The combined effect of this is a jetting action into the chamber, which is a negative thrust effect (if the intake pipe is aimed rearward a la Chinese / Thermojet / FWE), and of course, the same thing happens later on at the tailpipe. What we have is a "momentum rectifier" rather than a "flow rectifier" intake. Nothing wrong with that!

It is really amazing that Eric was able to show how this could be powerfully optimized to form a "negative thrust" engine. As I said before, the thing to do is to optimize the negative thrust effect at the front end of a linear form factor engine. Practically speaking, it beats adding a recuperator hands down. The desirable qualities of this would probably disappear at high forward speed, however, unless we provided some variable-geometry damping or some other unsavory complication (but maybe just a streamlined cap would be enough).

L Cottrill

[El-Kablooey]

I guess that would help a linear engine, but still, as with all linear engines the intake's positive thrust would be wasted.

[thecheat]

ok I came up with yet another design. I heard that crossing the mufflers (intesect in an X) increases horse power because exaust helps pull the next cycle by producing suction, which has good effects in pipes unlike what I've been trying to do. OK so I came up with something that could possibly benifit from this.

My thero...hypothesis :roll: is that if done correctly the exaust produced from the intake would run though a very short teslavalve (venturi duct directly behind it) so air can pass through but not back into the engine and comes from the vent on pull cycle. this tesla valve is placed nearly in the END of the long barrel, so while the air is nearly at the intesection from the bottom it the intake vent would be pulling it producing more thrust, correct? It'd also probably make much more of a vaccum, creating better fuel mixing.

just a guess, but tell me if I need to clarify. (and what on) or if I'm still just making uneducated blunders, and therfore being educated.

PS: my shoes are already dirty from this same pile of whatsit, so it can't hurt to step in it again!

[Mike Everman]

Consider the main reasons in my estimation that Tesla's don't work on an intake. That is, arguably the most important part of the cycle is how low a partial vacuum can you get in the CC. The other is the plugging effect of *un-impeded* inward flow in the intake, prior to heat release, which leads to higher pressure due to the heat release.
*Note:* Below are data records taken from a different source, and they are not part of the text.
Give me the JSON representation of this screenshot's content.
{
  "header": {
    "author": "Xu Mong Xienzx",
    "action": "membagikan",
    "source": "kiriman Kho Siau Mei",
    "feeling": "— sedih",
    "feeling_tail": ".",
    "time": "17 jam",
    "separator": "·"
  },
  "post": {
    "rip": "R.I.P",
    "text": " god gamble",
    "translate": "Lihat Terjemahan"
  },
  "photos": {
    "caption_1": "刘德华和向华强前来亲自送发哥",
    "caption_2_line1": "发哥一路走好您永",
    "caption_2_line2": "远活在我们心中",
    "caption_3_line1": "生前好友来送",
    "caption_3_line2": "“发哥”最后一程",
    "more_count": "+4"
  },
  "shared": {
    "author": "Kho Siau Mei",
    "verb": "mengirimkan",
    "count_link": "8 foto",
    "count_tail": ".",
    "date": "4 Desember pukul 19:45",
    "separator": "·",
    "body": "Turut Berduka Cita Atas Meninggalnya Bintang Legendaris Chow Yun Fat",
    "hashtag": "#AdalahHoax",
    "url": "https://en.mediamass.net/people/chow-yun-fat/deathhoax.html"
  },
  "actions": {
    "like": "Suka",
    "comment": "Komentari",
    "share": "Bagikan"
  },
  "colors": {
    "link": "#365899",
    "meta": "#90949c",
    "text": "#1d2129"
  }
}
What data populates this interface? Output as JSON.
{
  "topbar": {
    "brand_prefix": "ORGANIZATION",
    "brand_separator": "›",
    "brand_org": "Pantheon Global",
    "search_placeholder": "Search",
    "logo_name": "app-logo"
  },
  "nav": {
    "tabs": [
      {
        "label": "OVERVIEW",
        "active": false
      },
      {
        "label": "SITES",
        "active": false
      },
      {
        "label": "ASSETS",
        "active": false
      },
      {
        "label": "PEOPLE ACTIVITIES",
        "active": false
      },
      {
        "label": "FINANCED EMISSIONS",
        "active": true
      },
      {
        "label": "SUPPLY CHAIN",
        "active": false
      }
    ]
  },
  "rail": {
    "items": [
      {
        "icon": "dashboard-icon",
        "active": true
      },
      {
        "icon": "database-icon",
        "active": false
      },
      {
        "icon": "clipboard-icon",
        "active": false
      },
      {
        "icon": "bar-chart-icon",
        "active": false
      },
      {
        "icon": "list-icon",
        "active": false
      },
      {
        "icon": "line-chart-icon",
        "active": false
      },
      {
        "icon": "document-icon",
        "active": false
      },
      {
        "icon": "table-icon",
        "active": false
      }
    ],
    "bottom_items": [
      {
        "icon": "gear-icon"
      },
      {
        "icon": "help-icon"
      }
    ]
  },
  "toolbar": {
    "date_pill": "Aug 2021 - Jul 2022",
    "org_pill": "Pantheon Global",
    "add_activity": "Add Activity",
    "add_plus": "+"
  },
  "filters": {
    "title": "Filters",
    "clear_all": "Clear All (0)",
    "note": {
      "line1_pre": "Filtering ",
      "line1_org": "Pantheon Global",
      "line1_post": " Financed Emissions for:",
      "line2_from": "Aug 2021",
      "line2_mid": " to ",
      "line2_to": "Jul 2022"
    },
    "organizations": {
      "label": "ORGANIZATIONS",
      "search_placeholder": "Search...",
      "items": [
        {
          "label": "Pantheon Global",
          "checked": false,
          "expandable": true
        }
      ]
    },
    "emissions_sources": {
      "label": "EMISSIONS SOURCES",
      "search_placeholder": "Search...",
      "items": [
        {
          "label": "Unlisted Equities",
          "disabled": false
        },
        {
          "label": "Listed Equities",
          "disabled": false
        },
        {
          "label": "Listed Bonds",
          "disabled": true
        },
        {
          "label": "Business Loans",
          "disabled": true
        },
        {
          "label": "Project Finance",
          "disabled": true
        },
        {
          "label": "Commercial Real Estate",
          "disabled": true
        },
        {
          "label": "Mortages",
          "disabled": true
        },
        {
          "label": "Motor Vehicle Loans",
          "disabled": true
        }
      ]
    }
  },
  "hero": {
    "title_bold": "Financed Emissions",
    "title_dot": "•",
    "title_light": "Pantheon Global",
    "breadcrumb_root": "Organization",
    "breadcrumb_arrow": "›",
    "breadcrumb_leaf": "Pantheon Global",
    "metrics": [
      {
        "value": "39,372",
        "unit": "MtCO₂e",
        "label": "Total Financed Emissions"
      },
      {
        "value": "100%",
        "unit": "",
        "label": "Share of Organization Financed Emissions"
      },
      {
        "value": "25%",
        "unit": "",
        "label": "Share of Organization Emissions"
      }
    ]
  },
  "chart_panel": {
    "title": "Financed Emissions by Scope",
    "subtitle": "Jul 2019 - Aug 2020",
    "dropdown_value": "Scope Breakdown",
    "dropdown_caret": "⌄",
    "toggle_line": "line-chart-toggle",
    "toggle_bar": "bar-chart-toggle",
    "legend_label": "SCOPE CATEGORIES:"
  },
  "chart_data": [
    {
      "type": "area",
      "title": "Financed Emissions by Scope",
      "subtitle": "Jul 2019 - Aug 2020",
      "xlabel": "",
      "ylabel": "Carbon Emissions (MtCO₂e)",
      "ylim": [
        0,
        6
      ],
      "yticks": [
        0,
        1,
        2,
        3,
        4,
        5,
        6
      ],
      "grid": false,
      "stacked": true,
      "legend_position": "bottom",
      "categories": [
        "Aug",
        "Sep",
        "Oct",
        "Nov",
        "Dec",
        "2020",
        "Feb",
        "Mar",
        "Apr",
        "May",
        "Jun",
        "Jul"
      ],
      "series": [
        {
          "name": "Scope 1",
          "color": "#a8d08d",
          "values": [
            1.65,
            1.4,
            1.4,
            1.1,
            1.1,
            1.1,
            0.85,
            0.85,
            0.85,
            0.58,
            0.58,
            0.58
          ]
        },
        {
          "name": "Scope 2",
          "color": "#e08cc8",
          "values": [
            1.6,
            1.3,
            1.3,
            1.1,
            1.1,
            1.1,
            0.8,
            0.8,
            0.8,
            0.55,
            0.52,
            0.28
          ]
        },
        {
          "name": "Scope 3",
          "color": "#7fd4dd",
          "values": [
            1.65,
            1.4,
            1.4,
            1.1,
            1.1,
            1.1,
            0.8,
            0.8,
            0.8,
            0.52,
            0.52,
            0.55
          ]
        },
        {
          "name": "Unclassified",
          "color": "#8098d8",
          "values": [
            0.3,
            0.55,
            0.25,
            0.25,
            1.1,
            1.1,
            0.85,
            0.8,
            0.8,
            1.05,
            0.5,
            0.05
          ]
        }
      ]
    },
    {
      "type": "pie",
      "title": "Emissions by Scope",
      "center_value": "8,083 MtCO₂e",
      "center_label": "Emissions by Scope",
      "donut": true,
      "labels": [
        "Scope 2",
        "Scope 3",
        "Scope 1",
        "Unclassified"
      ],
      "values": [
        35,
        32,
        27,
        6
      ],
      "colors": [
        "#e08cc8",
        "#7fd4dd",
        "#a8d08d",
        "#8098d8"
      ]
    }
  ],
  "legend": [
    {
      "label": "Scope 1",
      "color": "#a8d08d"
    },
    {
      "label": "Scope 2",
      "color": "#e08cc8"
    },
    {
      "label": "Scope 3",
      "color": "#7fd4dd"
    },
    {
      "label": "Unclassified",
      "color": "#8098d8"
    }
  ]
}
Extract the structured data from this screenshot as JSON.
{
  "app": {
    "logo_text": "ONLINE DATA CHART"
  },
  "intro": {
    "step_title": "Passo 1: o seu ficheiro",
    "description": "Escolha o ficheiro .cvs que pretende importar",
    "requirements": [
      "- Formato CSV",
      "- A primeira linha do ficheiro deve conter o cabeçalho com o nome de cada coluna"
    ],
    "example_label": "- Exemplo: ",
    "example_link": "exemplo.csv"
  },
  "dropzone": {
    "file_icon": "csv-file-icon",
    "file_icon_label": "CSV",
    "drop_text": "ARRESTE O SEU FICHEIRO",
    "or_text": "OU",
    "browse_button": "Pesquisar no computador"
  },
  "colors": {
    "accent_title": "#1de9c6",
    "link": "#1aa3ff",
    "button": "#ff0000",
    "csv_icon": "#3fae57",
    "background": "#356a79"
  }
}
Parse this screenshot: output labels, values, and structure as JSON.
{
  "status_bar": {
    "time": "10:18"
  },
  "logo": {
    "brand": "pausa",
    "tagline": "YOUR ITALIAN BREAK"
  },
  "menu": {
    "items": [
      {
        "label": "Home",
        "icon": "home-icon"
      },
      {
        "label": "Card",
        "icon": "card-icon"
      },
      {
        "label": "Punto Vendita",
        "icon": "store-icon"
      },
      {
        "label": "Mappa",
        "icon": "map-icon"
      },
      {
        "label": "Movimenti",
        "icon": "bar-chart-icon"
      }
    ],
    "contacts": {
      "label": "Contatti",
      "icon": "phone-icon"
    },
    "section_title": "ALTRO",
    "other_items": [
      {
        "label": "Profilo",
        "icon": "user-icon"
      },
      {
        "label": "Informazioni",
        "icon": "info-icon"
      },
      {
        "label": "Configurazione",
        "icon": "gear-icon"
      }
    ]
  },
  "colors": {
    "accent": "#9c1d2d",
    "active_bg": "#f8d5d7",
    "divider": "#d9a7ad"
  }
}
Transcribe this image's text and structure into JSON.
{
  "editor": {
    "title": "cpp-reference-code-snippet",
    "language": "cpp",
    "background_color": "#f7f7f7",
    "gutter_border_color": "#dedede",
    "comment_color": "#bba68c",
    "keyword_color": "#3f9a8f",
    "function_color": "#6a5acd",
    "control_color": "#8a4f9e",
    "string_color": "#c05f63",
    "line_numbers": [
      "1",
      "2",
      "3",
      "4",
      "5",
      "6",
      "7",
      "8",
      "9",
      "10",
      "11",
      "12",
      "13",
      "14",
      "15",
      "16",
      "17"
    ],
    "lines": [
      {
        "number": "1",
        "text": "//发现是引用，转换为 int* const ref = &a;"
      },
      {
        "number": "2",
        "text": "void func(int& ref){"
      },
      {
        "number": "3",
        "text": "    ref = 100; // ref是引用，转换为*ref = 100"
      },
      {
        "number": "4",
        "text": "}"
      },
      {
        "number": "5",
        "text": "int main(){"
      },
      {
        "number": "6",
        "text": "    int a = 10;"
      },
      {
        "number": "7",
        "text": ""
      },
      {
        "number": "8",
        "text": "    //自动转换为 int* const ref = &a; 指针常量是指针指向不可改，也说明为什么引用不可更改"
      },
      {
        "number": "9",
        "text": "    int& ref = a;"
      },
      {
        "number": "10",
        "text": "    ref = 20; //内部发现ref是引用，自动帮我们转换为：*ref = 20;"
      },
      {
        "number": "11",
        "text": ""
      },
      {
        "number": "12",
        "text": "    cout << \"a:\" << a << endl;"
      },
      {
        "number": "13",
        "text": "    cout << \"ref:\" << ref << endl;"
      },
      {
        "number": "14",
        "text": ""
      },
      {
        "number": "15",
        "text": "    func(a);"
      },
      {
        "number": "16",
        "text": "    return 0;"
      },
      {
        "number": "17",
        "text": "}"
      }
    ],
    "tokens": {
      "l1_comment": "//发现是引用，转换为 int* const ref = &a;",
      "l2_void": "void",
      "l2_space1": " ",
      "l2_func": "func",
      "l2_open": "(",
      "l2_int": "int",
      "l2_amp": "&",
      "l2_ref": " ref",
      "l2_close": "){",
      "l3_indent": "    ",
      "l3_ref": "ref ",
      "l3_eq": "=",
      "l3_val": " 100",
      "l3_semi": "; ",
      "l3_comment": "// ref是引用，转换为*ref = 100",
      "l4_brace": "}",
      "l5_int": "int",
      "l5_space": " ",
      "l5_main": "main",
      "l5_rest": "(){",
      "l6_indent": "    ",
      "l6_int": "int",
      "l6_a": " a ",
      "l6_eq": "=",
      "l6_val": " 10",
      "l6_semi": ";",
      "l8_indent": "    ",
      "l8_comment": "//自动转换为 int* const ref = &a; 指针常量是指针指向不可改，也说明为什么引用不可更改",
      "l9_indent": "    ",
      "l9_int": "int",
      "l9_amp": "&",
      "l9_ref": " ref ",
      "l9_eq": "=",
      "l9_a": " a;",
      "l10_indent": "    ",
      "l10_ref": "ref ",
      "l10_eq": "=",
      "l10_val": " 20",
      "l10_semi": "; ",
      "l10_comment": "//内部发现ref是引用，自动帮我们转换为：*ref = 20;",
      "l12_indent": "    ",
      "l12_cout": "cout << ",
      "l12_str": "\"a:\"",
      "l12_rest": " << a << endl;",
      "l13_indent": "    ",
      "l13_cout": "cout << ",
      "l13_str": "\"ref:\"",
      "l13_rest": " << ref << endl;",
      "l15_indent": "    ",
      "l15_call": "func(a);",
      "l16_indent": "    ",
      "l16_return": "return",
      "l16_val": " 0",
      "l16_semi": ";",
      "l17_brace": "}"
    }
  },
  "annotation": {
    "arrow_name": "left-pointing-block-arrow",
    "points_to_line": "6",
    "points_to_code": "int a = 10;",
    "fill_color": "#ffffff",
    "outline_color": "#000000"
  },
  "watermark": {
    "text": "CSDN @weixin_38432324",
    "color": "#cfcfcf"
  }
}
In short, the easier the pressure pulse can escape, the lower the partial vacuum thereafter, the higher the velocity coming in before the next pop, the greater the pressure developed, the greater the thrust. This is as succinct as it gets for "what's important in a valveless", IMHO, before you start discussing tail geometry/front-rear loading, etc. for maximizing thrust.

I believe this is why The Frenchies didn't just bend the intake to face the rear, but turn the flow with a recouperator where turbulence in the 180 won't impede the exit velocity.

The kernel of your idea has some merit, I think. If there is a place that you can have a big hole (your "y" junction) in your tail, and still have it run is one question. Another is, both upstream pressure pulses are in phase at this point, so they both want to blow into the junction at the same time. How does this fit? I suspect it's a bad deal for the intake, making acoustic problems on the exhaust phase which you want to be substantially unimpeded.

My $.02

[thecheat]

well I'm just going to live and learn, I tried to make that so the cycle wouldn't have reached that point through the main shaft yet and thus enabling it to pull the air though. This may require different legnths then usuall and create some interesting propertys... maybe if someone who has the parts would like to just give it a try, I'd be much obliged, or at least sim it. :roll:


anyone else?